New York Governor Andrew Cuomo and girlfriend Sandra Lee take a selfie with a voter as they prepare to vote at the Presbyterian Church of Mount Kisco, Nov. 6, 2018.
It’s a boon to high-end homeowners like Lee, as what you pay in property taxes has an impact on how much someone will spend for a home.

Municipalities in Westchester and Suffolk counties have the worst record for updated assessment rolls, according to state data.

Though the open market will set the fair market value at 4 Bittersweet Lane at $1.85 million, the town of New Castle values it at just $1.3 million, with the sale 39% more than its taxable value. Lee pays about $38,000 in property taxes. If the house was valued for $1.85 million, the property taxes would be about $51,000.

Under state law, assessors can only increase as assessment to reflect a recent if they conduct a town-wide revaluation. But New Castle has not done so for 42 years.

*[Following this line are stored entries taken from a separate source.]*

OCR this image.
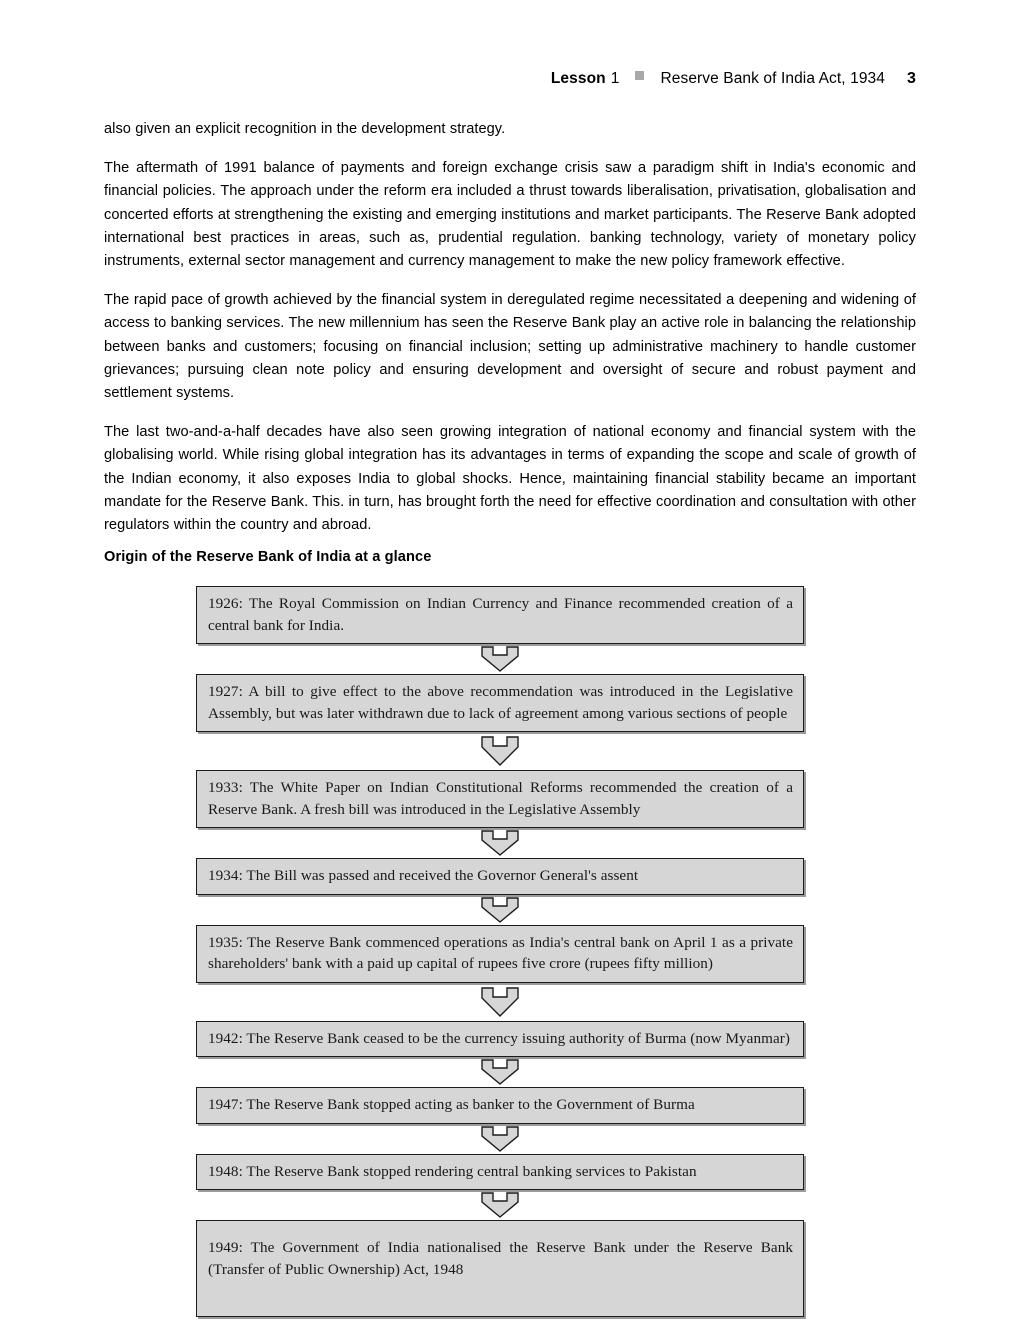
Lesson 1	Reserve Bank of India Act, 1934 3

also given an explicit recognition in the development strategy.

The aftermath of 1991 balance of payments and foreign exchange crisis saw a paradigm shift in India's economic and financial policies. The approach under the reform era included a thrust towards liberalisation, privatisation, globalisation and concerted efforts at strengthening the existing and emerging institutions and market participants. The Reserve Bank adopted international best practices in areas, such as, prudential regulation. banking technology, variety of monetary policy instruments, external sector management and currency management to make the new policy framework effective.

The rapid pace of growth achieved by the financial system in deregulated regime necessitated a deepening and widening of access to banking services. The new millennium has seen the Reserve Bank play an active role in balancing the relationship between banks and customers; focusing on financial inclusion; setting up administrative machinery to handle customer grievances; pursuing clean note policy and ensuring development and oversight of secure and robust payment and settlement systems.

The last two-and-a-half decades have also seen growing integration of national economy and financial system with the globalising world. While rising global integration has its advantages in terms of expanding the scope and scale of growth of the Indian economy, it also exposes India to global shocks. Hence, maintaining financial stability became an important mandate for the Reserve Bank. This. in turn, has brought forth the need for effective coordination and consultation with other regulators within the country and abroad.

Origin of the Reserve Bank of India at a glance
1926: The Royal Commission on Indian Currency and Finance recommended creation of a central bank for India.
1927: A bill to give effect to the above recommendation was introduced in the Legislative Assembly, but was later withdrawn due to lack of agreement among various sections of people
1933: The White Paper on Indian Constitutional Reforms recommended the creation of a Reserve Bank. A fresh bill was introduced in the Legislative Assembly
1934: The Bill was passed and received the Governor General's assent
1935: The Reserve Bank commenced operations as India's central bank on April 1 as a private shareholders' bank with a paid up capital of rupees five crore (rupees fifty million)
1942: The Reserve Bank ceased to be the currency issuing authority of Burma (now Myanmar)
1947: The Reserve Bank stopped acting as banker to the Government of Burma
1948: The Reserve Bank stopped rendering central banking services to Pakistan
1949: The Government of India nationalised the Reserve Bank under the Reserve Bank (Transfer of Public Ownership) Act, 1948
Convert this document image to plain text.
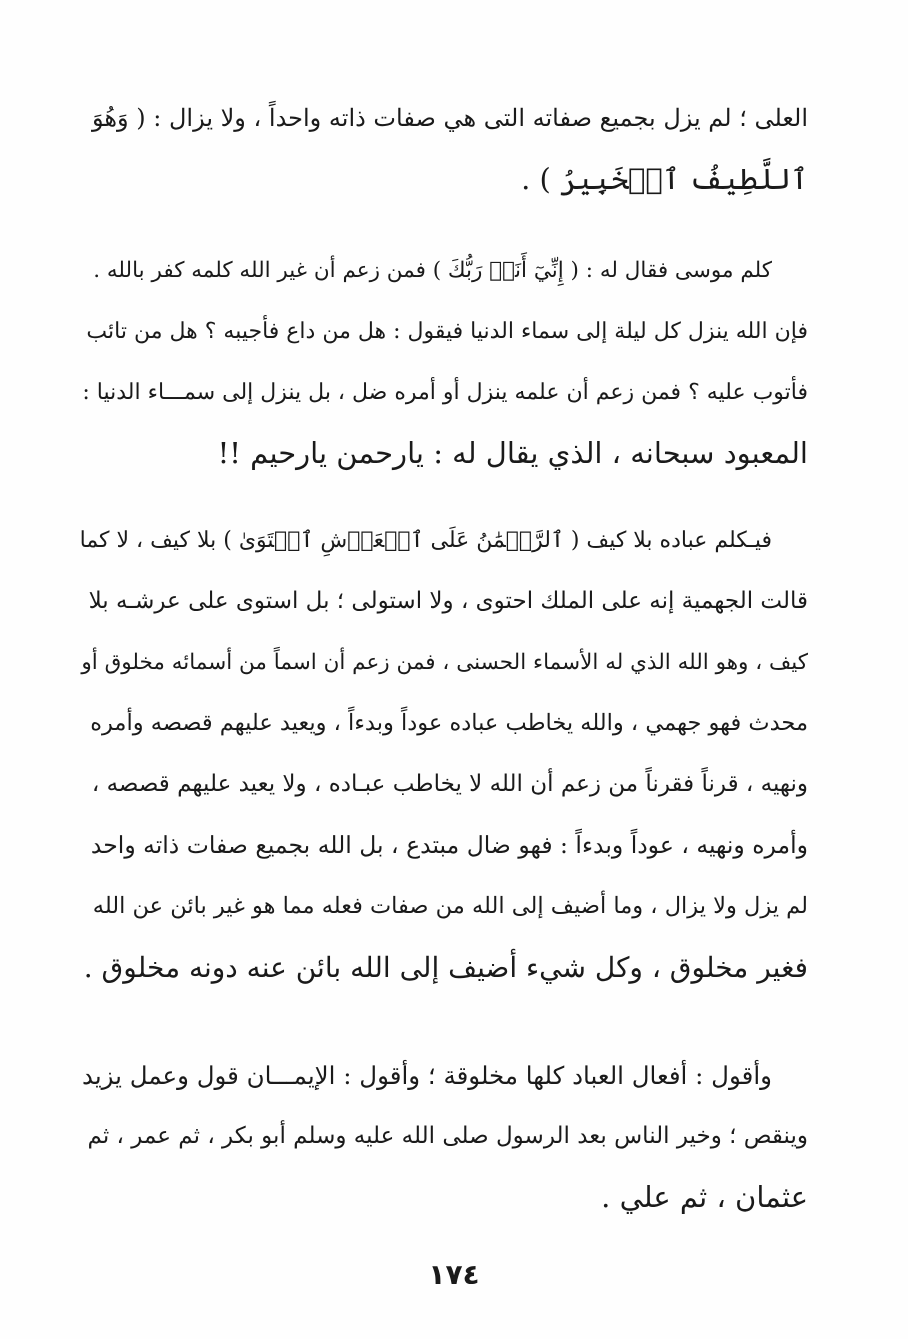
العلى ؛ لم يزل بجميع صفاته التى هي صفات ذاته واحداً ، ولا يزال : ( وَهُوَ
ٱللَّطِيفُ ٱلۡخَبِيرُ ) .
كلم موسى فقال له : ( إِنِّيٓ أَنَا۠ رَبُّكَ ) فمن زعم أن غير الله كلمه كفر بالله .
فإن الله ينزل كل ليلة إلى سماء الدنيا فيقول : هل من داع فأجيبه ؟ هل من تائب
فأتوب عليه ؟ فمن زعم أن علمه ينزل أو أمره ضل ، بل ينزل إلى سمـــاء الدنيا :
المعبود سبحانه ، الذي يقال له : يارحمن يارحيم !!
فيـكلم عباده بلا كيف ( ٱلرَّحۡمَٰنُ عَلَى ٱلۡعَرۡشِ ٱسۡتَوَىٰ ) بلا كيف ، لا كما
قالت الجهمية إنه على الملك احتوى ، ولا استولى ؛ بل استوى على عرشـه بلا
كيف ، وهو الله الذي له الأسماء الحسنى ، فمن زعم أن اسماً من أسمائه مخلوق أو
محدث فهو جهمي ، والله يخاطب عباده عوداً وبدءاً ، ويعيد عليهم قصصه وأمره
ونهيه ، قرناً فقرناً من زعم أن الله لا يخاطب عبـاده ، ولا يعيد عليهم قصصه ،
وأمره ونهيه ، عوداً وبدءاً : فهو ضال مبتدع ، بل الله بجميع صفات ذاته واحد
لم يزل ولا يزال ، وما أضيف إلى الله من صفات فعله مما هو غير بائن عن الله
فغير مخلوق ، وكل شيء أضيف إلى الله بائن عنه دونه مخلوق .
وأقول : أفعال العباد كلها مخلوقة ؛ وأقول : الإيمـــان قول وعمل يزيد
وينقص ؛ وخير الناس بعد الرسول صلى الله عليه وسلم أبو بكر ، ثم عمر ، ثم
عثمان ، ثم علي .
١٧٤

Instead, the municipality uses what’s called the “equalization rate,” an imperfect formula that calculates a home’s taxable value as a percentage of its outdated assessment. The rate is based on a survey of recent sales in the town.

New Castle homes are assessed at 19% of their purported fair market value.

New York Gov. Andrew Cuomo drives a 1932 Packard as his girlfriend, TV chef Sandra Lee, blows a kiss as they cross the Gov. Mario M. Cuomo Bridge, Friday, Sept. 7, 2018, in Nyack, N.Y. Cuomo officially opened the second span of the new Hudson River Bridge that bears his father's name. (AP Photo/Mark Lennihan)

The equalization rates tends to undervalue high-end homes, according to Tax Watch review of recent revaluations in Scarsdale, Mamaroneck, and Ossining.

A year ago, New Castle Supervisor Ivy Pool said the time wasn’t right to conduct a revaluation because such an undertaking to bring equity to the town would create “unwelcome stress” to homeowners already struggling with a volatile housing market and the federal cap on deductions for property tax payments.

I posed the question to all five New Castle town board members on Monday in email messages. None responded. Deputy Supervisor Jeremy Saland declined comment when reached by phone.

Officials in Westchester towns that have not conducted assessments in decades say it’s a strategy to artificially depress the taxable value of property in the municipality, so their share of county taxes would be lower. That means property owners in municipalities that have up-to-date assessments end up subsidizing municipalities like New Castle, which have not.

And that makes the lucky buyer of 4 Bittersweet Lane even luckier.